The violent and extreme content of many of the Xbox's most popular games may make things more difficult, to be honest, and their draconian standards for banning and bricking consoles remotely due to suspected piracy won't go over well.

Sony's past security issues with PSN accounts might be a difficult trust issue with Chinese consumers. That Sony is an Eastern company more accustomed to dealing with strict and sometimes odd censorship laws will help them, as will the less CCTV-ish features of the PS4 as compared to Xbox.
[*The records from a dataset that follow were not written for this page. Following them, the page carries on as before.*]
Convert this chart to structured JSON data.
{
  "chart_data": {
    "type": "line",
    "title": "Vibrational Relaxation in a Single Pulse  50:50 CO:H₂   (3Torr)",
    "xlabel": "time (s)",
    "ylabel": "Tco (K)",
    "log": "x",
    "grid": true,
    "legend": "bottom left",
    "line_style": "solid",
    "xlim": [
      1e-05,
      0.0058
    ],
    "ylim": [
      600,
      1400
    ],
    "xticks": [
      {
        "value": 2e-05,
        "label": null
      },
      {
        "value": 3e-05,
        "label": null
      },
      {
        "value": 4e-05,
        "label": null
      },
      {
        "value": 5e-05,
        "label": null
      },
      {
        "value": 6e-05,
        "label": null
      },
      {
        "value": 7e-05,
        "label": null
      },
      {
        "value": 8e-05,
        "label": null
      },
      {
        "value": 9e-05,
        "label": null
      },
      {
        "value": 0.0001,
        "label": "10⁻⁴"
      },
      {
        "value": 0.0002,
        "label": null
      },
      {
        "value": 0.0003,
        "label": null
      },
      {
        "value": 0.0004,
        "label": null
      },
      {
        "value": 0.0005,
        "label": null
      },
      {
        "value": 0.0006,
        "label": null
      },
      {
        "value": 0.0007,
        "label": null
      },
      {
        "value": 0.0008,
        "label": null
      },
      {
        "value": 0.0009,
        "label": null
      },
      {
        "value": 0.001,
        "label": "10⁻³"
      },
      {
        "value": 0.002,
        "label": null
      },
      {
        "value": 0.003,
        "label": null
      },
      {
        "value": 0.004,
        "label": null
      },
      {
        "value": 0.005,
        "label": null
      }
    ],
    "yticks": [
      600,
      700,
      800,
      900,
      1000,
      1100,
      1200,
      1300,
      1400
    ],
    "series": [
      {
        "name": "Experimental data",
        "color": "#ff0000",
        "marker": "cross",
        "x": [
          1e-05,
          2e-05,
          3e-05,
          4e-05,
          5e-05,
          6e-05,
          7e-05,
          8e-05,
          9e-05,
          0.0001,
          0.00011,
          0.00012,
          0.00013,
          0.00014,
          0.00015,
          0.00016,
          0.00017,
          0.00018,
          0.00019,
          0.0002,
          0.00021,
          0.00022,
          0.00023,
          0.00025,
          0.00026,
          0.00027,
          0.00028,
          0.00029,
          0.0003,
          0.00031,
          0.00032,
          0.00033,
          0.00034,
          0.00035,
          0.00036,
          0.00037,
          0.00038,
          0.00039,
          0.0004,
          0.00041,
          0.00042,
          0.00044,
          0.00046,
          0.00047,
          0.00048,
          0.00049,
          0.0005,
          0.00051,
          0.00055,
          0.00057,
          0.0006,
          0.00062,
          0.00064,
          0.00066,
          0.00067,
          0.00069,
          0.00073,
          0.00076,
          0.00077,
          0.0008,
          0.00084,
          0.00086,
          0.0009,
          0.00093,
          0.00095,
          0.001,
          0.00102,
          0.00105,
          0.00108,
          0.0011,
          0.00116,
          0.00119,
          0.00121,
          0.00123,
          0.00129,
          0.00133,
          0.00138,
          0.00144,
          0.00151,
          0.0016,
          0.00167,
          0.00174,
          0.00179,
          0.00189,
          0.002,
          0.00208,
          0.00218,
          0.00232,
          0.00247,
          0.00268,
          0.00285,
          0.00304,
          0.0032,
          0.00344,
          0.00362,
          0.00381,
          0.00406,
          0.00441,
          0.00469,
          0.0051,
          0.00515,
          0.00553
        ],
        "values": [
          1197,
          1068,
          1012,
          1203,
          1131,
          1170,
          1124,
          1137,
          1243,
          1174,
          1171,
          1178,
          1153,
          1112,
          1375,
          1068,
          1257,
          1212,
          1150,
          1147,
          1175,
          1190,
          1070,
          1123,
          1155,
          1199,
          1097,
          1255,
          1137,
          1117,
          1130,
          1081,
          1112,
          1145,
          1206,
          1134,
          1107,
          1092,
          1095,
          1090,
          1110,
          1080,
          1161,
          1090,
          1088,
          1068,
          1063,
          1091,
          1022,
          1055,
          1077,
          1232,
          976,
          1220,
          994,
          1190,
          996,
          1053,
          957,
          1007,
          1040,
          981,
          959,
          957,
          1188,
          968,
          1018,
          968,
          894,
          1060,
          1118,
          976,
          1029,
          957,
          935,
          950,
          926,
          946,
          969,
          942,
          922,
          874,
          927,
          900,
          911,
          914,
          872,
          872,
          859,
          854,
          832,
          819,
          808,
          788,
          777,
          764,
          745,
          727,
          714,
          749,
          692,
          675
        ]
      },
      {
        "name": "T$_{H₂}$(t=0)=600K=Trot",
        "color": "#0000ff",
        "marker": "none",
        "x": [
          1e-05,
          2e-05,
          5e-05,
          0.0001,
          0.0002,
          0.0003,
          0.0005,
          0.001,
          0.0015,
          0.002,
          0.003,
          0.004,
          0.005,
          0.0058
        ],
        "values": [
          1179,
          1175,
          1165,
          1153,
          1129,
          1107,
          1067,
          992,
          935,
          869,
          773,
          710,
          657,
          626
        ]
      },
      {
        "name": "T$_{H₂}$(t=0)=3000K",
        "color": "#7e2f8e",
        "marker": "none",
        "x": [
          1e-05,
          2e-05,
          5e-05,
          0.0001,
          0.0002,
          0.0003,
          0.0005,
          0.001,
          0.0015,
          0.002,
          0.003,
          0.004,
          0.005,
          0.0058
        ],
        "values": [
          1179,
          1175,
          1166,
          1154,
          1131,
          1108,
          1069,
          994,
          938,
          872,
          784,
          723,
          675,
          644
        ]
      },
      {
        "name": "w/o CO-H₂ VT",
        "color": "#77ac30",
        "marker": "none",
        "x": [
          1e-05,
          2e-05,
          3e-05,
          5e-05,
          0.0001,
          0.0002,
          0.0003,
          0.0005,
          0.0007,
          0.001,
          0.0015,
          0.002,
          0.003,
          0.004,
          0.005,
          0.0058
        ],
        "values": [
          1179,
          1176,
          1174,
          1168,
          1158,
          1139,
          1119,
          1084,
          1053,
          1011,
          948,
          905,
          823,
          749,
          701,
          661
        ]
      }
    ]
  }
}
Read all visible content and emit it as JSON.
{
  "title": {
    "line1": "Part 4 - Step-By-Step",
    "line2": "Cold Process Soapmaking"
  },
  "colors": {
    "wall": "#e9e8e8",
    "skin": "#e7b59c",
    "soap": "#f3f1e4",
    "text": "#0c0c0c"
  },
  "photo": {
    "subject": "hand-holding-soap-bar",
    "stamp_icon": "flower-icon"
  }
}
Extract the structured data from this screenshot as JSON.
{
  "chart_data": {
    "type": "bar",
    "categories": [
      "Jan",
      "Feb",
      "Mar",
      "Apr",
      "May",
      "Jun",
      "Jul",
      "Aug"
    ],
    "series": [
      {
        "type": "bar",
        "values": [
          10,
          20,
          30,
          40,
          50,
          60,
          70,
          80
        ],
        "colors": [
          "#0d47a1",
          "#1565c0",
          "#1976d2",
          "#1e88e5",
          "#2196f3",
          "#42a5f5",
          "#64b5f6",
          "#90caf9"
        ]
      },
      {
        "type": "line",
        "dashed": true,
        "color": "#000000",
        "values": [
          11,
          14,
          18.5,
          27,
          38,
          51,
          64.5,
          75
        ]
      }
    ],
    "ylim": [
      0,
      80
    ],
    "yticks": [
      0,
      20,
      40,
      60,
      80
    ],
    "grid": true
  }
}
Their stronger Asian developer/publisher gives Sony a major lead with content from genre that traditionally appeal more to Chinese and Japanese gamers.

Though diminished over the last generation, Nintendo's characters carry a great deal more embedded brand value with dedicated game players and especially kids. This is especially true of Eastern players who are not as First Person Shooter-obsesssed and whose lives revolve around their mobile phones more than in the West. The re-opening of the Chinese market, more than any single event this decade, convinces me that Nintendo will revisit their cell phone gaming strategy, but not in the manner that some have insisted that they should.

Like Apple and Amazon in their own respects, Nintendo does things a certain way for long-held business and design principles, no matter what John Gruber thought (with followup) last September, and for the exact reasons that he was soundly rebuked by John Siracusa. Nintendo's signature games rely on end-to-end design planning that includes Nintendo controlling the physical control scheme. They are still and will probably always be a conservative 100-year-old company run by 100-year-old men.

A Nintendo phone is not a crazy proposition, but it'll be done their own unique way if it were to happen. I just hope it isn't called Wii Phone U.